Être comptable de son temps

Je vous conseille de commencer par la lecture du billet précédent, dont celui-ci est la suite : 2 à 3 heures par jour

En voyant les ingénieurs de SSII remplir des fiches de temps heure par heure, je ne peux m’empêcher de me dire que nous sommes au mieux dans une hypocrisie partagée, plus probablement dans une simple démarche perdant-perdant.

Être comptable

En société de services informatiques on découpe généralement les projets en tâches, chacune estimée en heures. Les heures sont additionnées naïvement et huit tâches d’une heure tiennent tout à fait dans la journée d’un développeur qui travaille 40 heures par semaine.

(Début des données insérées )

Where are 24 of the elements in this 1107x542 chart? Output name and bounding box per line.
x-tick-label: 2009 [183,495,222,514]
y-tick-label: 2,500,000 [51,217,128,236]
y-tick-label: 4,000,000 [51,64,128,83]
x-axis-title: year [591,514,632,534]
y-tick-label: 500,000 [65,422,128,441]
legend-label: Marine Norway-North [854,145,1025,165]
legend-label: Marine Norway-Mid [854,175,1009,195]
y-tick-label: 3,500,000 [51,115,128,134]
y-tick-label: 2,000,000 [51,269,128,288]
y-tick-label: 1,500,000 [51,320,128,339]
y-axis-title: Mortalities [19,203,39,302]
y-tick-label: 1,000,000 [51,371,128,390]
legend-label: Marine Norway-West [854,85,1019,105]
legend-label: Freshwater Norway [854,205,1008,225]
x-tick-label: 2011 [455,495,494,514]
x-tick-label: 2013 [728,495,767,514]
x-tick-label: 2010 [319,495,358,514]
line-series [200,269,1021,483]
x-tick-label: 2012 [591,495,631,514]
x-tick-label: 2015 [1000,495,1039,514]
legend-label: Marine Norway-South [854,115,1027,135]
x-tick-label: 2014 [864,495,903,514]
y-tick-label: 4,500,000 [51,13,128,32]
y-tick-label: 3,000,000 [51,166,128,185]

Le développeur a pour obligation de « saisir ses temps », c’est à dire de saisir heure par heure sur quelle tâche il travaille. Je n’ai jamais vu ces imputations utilisées pour surveiller le travail ou faire du flicage mais la pression négative reste forte : Le développeur doit affecter chaque heure de travail à une tâche. Une tâche qui a reçu suffisamment d’heures de travail doit logiquement être terminée et livrée.

L’équation malsaine heure de travail = heure passée sur une tâche productive devient vite insoluble pour ceux qui sont dans la même situation que moi. On finit toujours par s’arranger, souvent en rendant les imputations en retard mais ça occupe un temps conséquent pour soi et pour le chef de projet qui relance. Ça agace, énerve et épuise tout le monde, et occupe l’esprit à faire des jeux comptables administratifs tout en donnant un sentiment flottant de culpabilité ou de tricherie.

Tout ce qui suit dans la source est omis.